The bottom line is clear: Our vital interests in Afghanistan are limited and military victory is not the key to achieving them. On the contrary, waging a lengthy counterinsurgency war in Afghanistan may well do more to aid Taliban recruiting than to dismantle the group, help spread conflict further into Pakistan, unify radical groups that might otherwise be quarreling amongst themselves, threaten the long-term health of the U.S. economy, and prevent the U.S. government from turning its full attention to other pressing problems. -- Afghanistan Study Group

Sunday, September 18, 2011

News of the Day for Sunday, September 18, 2011

Reported Security Incidents


Sticky bomb kills a driver and injures his brother late Saturday. No identification of the victims is given.

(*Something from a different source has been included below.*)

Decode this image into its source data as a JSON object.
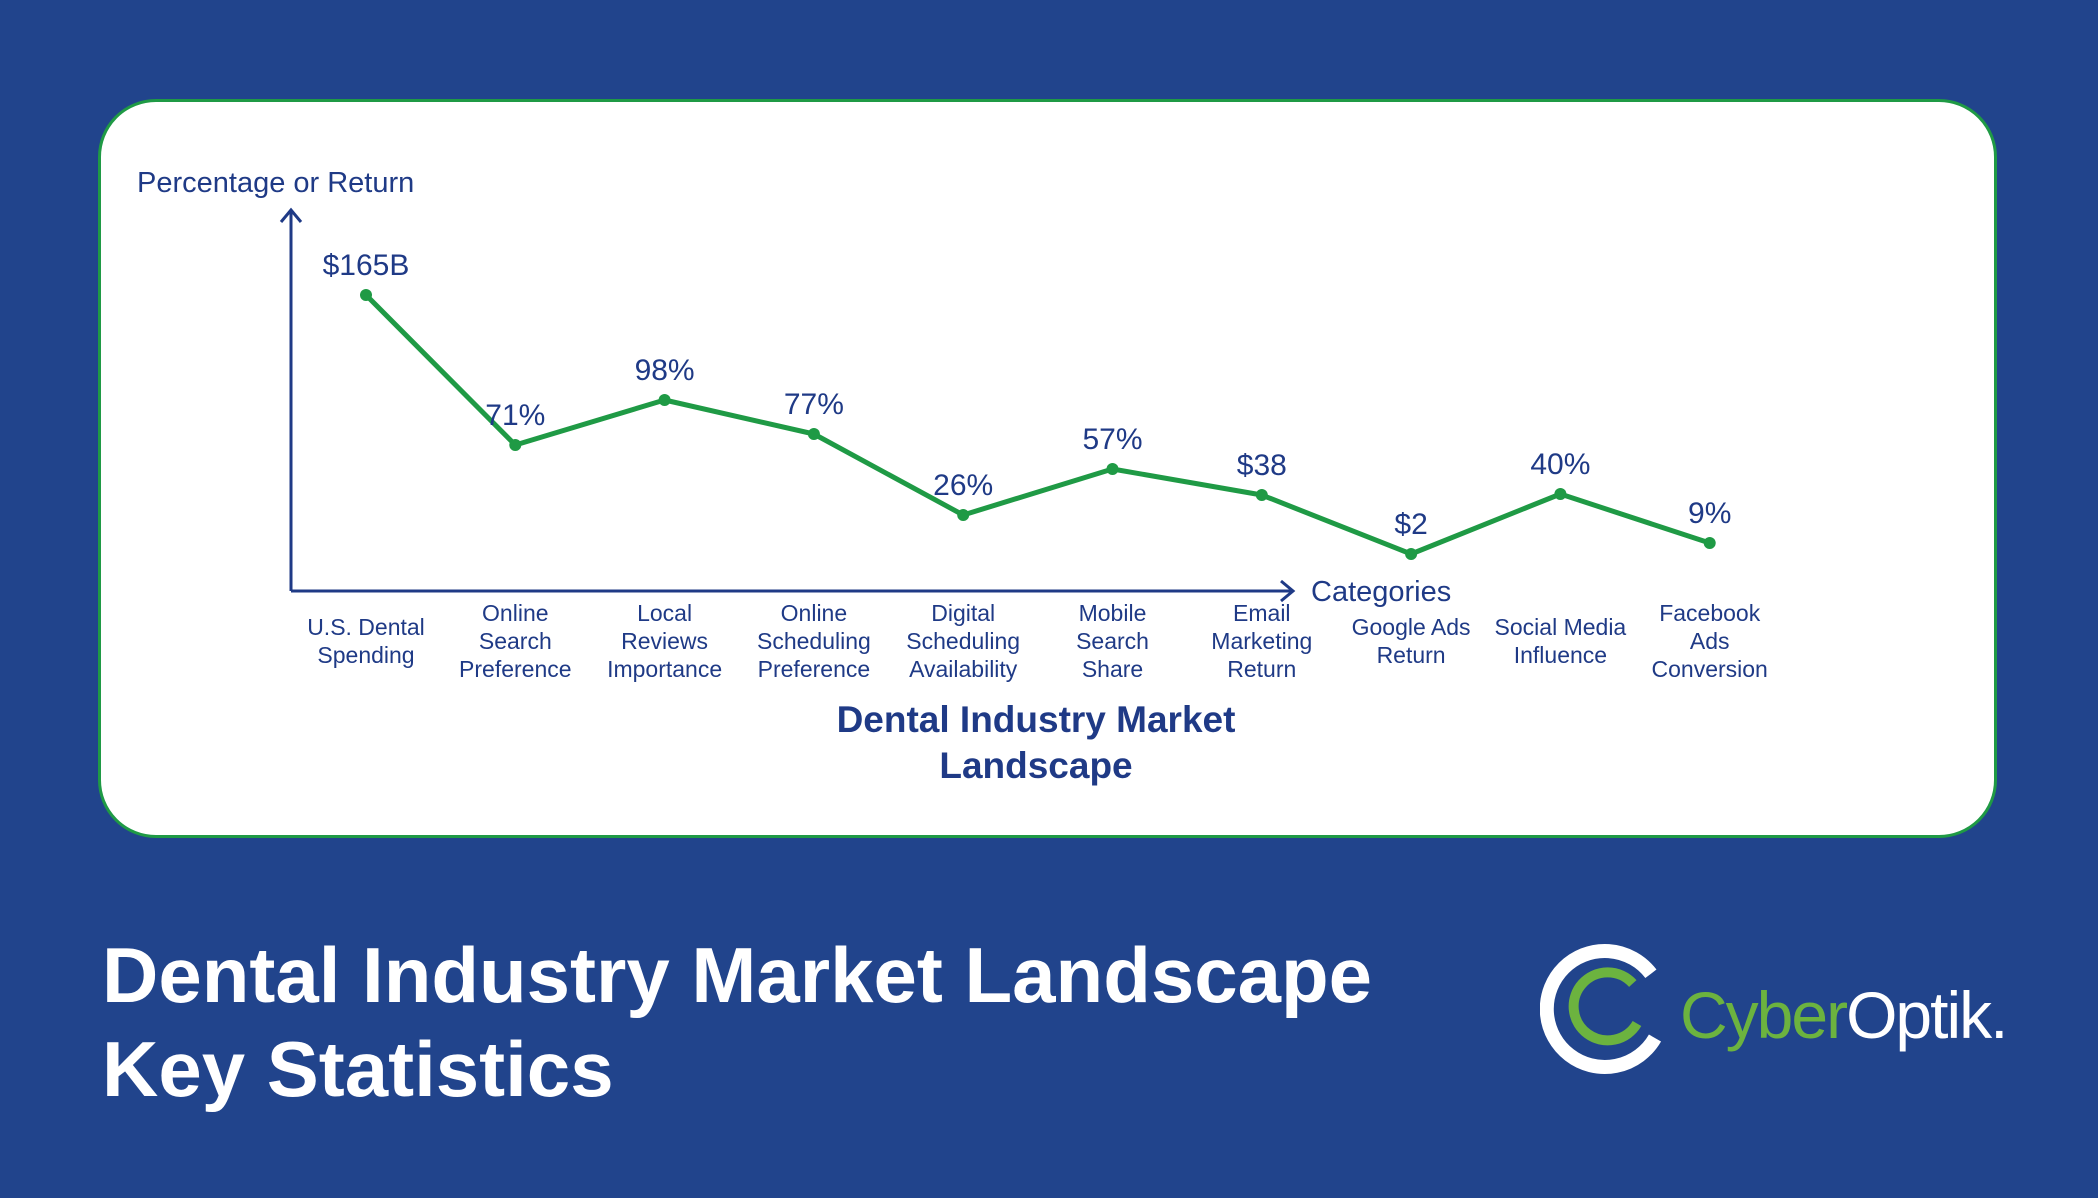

Three brothers, ages 3 through 12, are killed by a bomb they found while playing. Although the report describes it only as a "strange" object, one suspects this may be a left-over U.S. cluster bomb or other munition. Perhaps more information will emerge. C


One police officer killed, 2 injured by assailants in the central city.

Other News of the Day

In case you never thought you'd see the day, U.S. forces are busy shutting down Camp Victory. WaPo's Annie Gowen reports that the population is down from 46,000 to 24,000 (yep, it was a decent sized city) and the fast food franchises that made is seem like an American town are shutting down. "Brig. Gen. Bradley Becker is a deputy commanding general for support for the Army's 25th Infantry Division, which will be the last division headquarters left in Iraq by October. He is overseeing the closure from his office on the base, tracking the details on a dry-erase board on which the rapidly waning days are ticked off. The military has gone from 505 bases at the height of its troop strength in Iraq, in 2008, to 47, and Camp Victory is slated to close even if the Obama administration wins backing for a plan to keep a few thousand U.S. troops in the country beyond the end of the year."

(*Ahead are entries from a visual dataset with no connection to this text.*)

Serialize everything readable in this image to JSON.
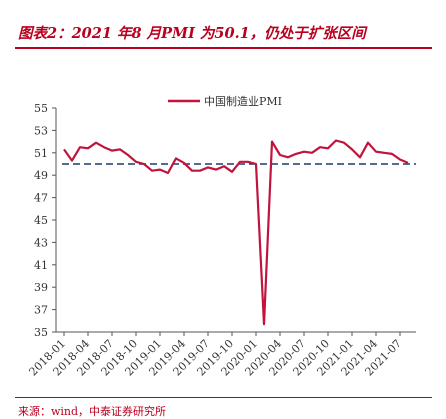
{
  "header": {
    "title": "图表2：2021 年8 月PMI 为50.1，仍处于扩张区间"
  },
  "footer": {
    "source": "来源：wind，中泰证券研究所"
  },
  "colors": {
    "accent": "#b8001f",
    "series_line": "#c0143c",
    "reference_line": "#1f3a6e"
  },
  "chart_data": {
    "type": "line",
    "title": "",
    "xlabel": "",
    "ylabel": "",
    "ylim": [
      35,
      55
    ],
    "yticks": [
      35,
      37,
      39,
      41,
      43,
      45,
      47,
      49,
      51,
      53,
      55
    ],
    "x_tick_labels": [
      "2018-01",
      "2018-04",
      "2018-07",
      "2018-10",
      "2019-01",
      "2019-04",
      "2019-07",
      "2019-10",
      "2020-01",
      "2020-04",
      "2020-07",
      "2020-10",
      "2021-01",
      "2021-04",
      "2021-07"
    ],
    "reference_line": {
      "y": 50,
      "style": "dashed"
    },
    "legend_position": "top",
    "grid": false,
    "series": [
      {
        "name": "中国制造业PMI",
        "x": [
          "2018-01",
          "2018-02",
          "2018-03",
          "2018-04",
          "2018-05",
          "2018-06",
          "2018-07",
          "2018-08",
          "2018-09",
          "2018-10",
          "2018-11",
          "2018-12",
          "2019-01",
          "2019-02",
          "2019-03",
          "2019-04",
          "2019-05",
          "2019-06",
          "2019-07",
          "2019-08",
          "2019-09",
          "2019-10",
          "2019-11",
          "2019-12",
          "2020-01",
          "2020-02",
          "2020-03",
          "2020-04",
          "2020-05",
          "2020-06",
          "2020-07",
          "2020-08",
          "2020-09",
          "2020-10",
          "2020-11",
          "2020-12",
          "2021-01",
          "2021-02",
          "2021-03",
          "2021-04",
          "2021-05",
          "2021-06",
          "2021-07",
          "2021-08"
        ],
        "values": [
          51.3,
          50.3,
          51.5,
          51.4,
          51.9,
          51.5,
          51.2,
          51.3,
          50.8,
          50.2,
          50.0,
          49.4,
          49.5,
          49.2,
          50.5,
          50.1,
          49.4,
          49.4,
          49.7,
          49.5,
          49.8,
          49.3,
          50.2,
          50.2,
          50.0,
          35.7,
          52.0,
          50.8,
          50.6,
          50.9,
          51.1,
          51.0,
          51.5,
          51.4,
          52.1,
          51.9,
          51.3,
          50.6,
          51.9,
          51.1,
          51.0,
          50.9,
          50.4,
          50.1
        ]
      }
    ]
  }
}
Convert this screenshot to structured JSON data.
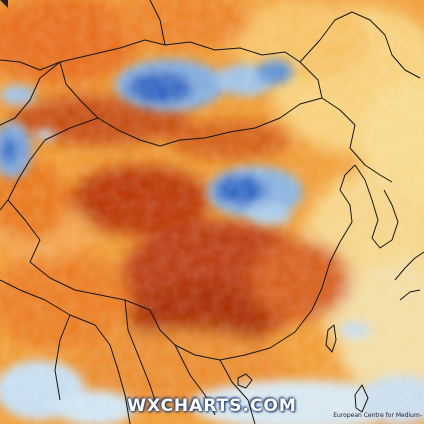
{
  "map": {
    "watermark": "WXCHARTS.COM",
    "credit": "European Centre for Medium-",
    "palette": {
      "hot": "#b83200",
      "warm": "#e06a10",
      "mild": "#f4a63a",
      "light": "#f8d98a",
      "cool": "#b9d6ee",
      "cold": "#5a8fd0",
      "coldest": "#1f55b8",
      "border": "#1a1a1a",
      "sea": "#cfe3f2"
    }
  }
}
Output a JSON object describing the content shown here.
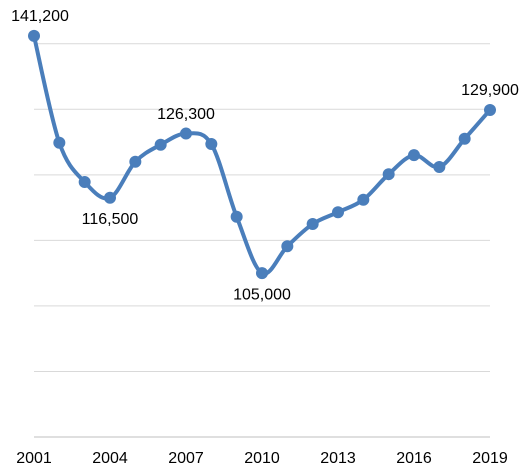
{
  "chart_data": {
    "type": "line",
    "x": [
      2001,
      2002,
      2003,
      2004,
      2005,
      2006,
      2007,
      2008,
      2009,
      2010,
      2011,
      2012,
      2013,
      2014,
      2015,
      2016,
      2017,
      2018,
      2019
    ],
    "series": [
      {
        "color": "#4a7ebb",
        "values": [
          141200,
          124900,
          118900,
          116500,
          122000,
          124600,
          126300,
          124700,
          113600,
          105000,
          109100,
          112500,
          114300,
          116200,
          120100,
          123000,
          121200,
          125500,
          129900
        ],
        "value_labels": [
          "141,200",
          null,
          null,
          "116,500",
          null,
          null,
          "126,300",
          null,
          null,
          "105,000",
          null,
          null,
          null,
          null,
          null,
          null,
          null,
          null,
          "129,900"
        ]
      }
    ],
    "xlim": [
      2001,
      2019
    ],
    "xticks": [
      2001,
      2004,
      2007,
      2010,
      2013,
      2016,
      2019
    ],
    "ylim": [
      80000,
      145000
    ],
    "yticks": [
      80000,
      90000,
      100000,
      110000,
      120000,
      130000,
      140000
    ],
    "grid": true,
    "smooth": true
  }
}
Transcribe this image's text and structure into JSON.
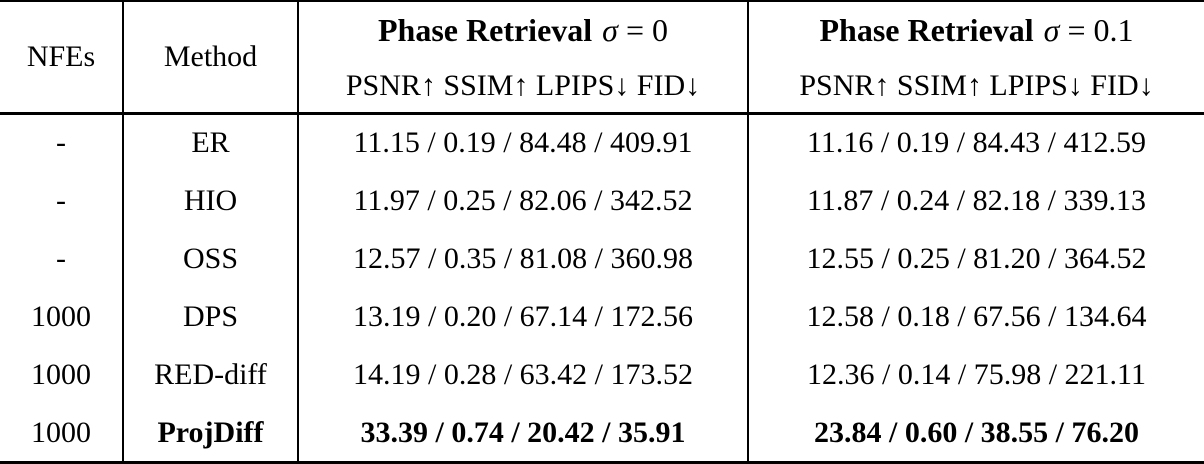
{
  "table": {
    "headers": {
      "nfes": "NFEs",
      "method": "Method"
    },
    "groups": [
      {
        "title": "Phase Retrieval",
        "sigma": "σ",
        "value": "= 0",
        "metrics": "PSNR↑ SSIM↑ LPIPS↓ FID↓"
      },
      {
        "title": "Phase Retrieval",
        "sigma": "σ",
        "value": "= 0.1",
        "metrics": "PSNR↑ SSIM↑ LPIPS↓ FID↓"
      }
    ],
    "rows": [
      {
        "nfes": "-",
        "method": "ER",
        "sigma0": "11.15 / 0.19 / 84.48 / 409.91",
        "sigma01": "11.16 / 0.19 / 84.43 / 412.59",
        "highlight": false
      },
      {
        "nfes": "-",
        "method": "HIO",
        "sigma0": "11.97 / 0.25 / 82.06 / 342.52",
        "sigma01": "11.87 / 0.24 / 82.18 / 339.13",
        "highlight": false
      },
      {
        "nfes": "-",
        "method": "OSS",
        "sigma0": "12.57 / 0.35 / 81.08 / 360.98",
        "sigma01": "12.55 / 0.25 / 81.20 / 364.52",
        "highlight": false
      },
      {
        "nfes": "1000",
        "method": "DPS",
        "sigma0": "13.19 / 0.20 / 67.14 / 172.56",
        "sigma01": "12.58 / 0.18 / 67.56 / 134.64",
        "highlight": false
      },
      {
        "nfes": "1000",
        "method": "RED-diff",
        "sigma0": "14.19 / 0.28 / 63.42 / 173.52",
        "sigma01": "12.36 / 0.14 / 75.98 / 221.11",
        "highlight": false
      },
      {
        "nfes": "1000",
        "method": "ProjDiff",
        "sigma0": "33.39 / 0.74 / 20.42 / 35.91",
        "sigma01": "23.84 / 0.60 / 38.55 / 76.20",
        "highlight": true
      }
    ],
    "colors": {
      "border": "#000000",
      "text": "#000000",
      "background": "#ffffff"
    }
  }
}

Four suspects in the massacre of 22 Shiite pilgrims in Anbar are freed for lack of evidence. Meanwhile PM al-Maliki tries to argue that this was not a sectarian crime. (Ahlul Bayt is an avowedly sectarian Shiite agency, but this story seems pretty straight up. C)

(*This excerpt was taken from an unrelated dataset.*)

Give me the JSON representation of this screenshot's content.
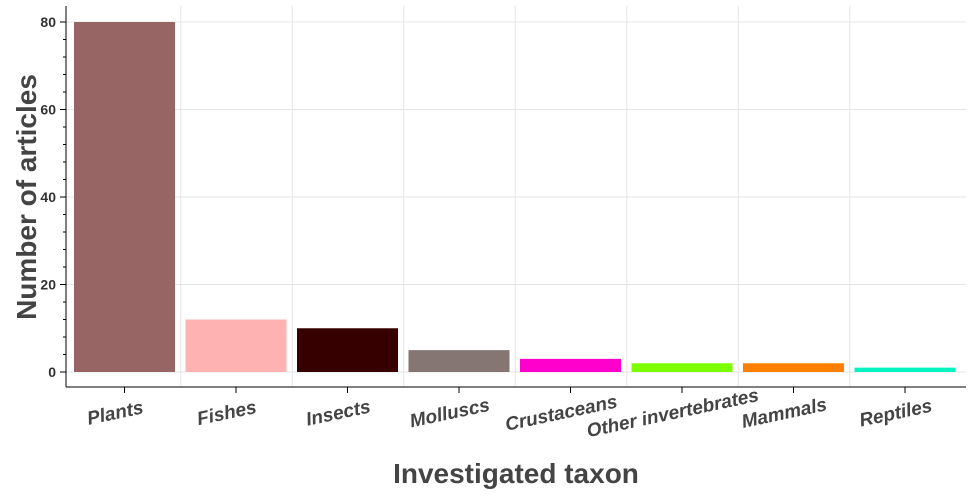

In case you had forgotten the Iran-Iraq war (you remember, the one in which the U.S. supported Saddam Hussein, and Donald Rumsfeld presented him with a gold-handled cane?) Skeletons of 3 Iraqi commercial seamen are found in a vessel sunk by the Iranian air force in 1988.

Circus opens in Baghdad for first time since the war, but without the big cats which so far haven't made it through customs. Says one customer, "Car bombs and weapons find their way easily to Iraq, but bringing circus animals is a more difficult task here." The $12 ticket is steep for largely impoverished Iraqis, but the show is taken as a sign of better days.

Sadrists rally in Baghdad and numerous other cities to protest corruption and lack of basic services.

Afghanistan Update

Two NATO troops die, one in an explosion in southern Afghanistan today, the other in a non-combat incident Saturday. No further information at this time.

According to a TOLO news story based on anonymous sources, The U.S. is investigating the possibility of involvement by Pakistan's Directorate for Interservices Intelligence (ISI) in the attack in downtown Kabul that targeted U.S. interests on Tuesday. The attack has been blamed on the Haqqani Network which is based in Pakistan.

Taliban attack checkpoints in Pakistan on the Afghan border in the Khyber agency, resulting in 15 deaths on either side. The targets were members of tribal militias.

AFP discusses the public relations savvy shown by the Haqqani attack in Kabul on Tuesday. "Scott Stewart of intelligence analysts Stratfor said that the assault's planners would have known the type of weapons used - assault rifles and rocket-propelled grenades - would not seriously damage the US embassy. Because of that, we believe that this attack was intended really to send a message, to be more symbolic in nature," he said.

A British soldier who lost his right arm in Afghanistan is being fitted with an advanced mechanical arm which he will control directly with his brain. Not science fiction.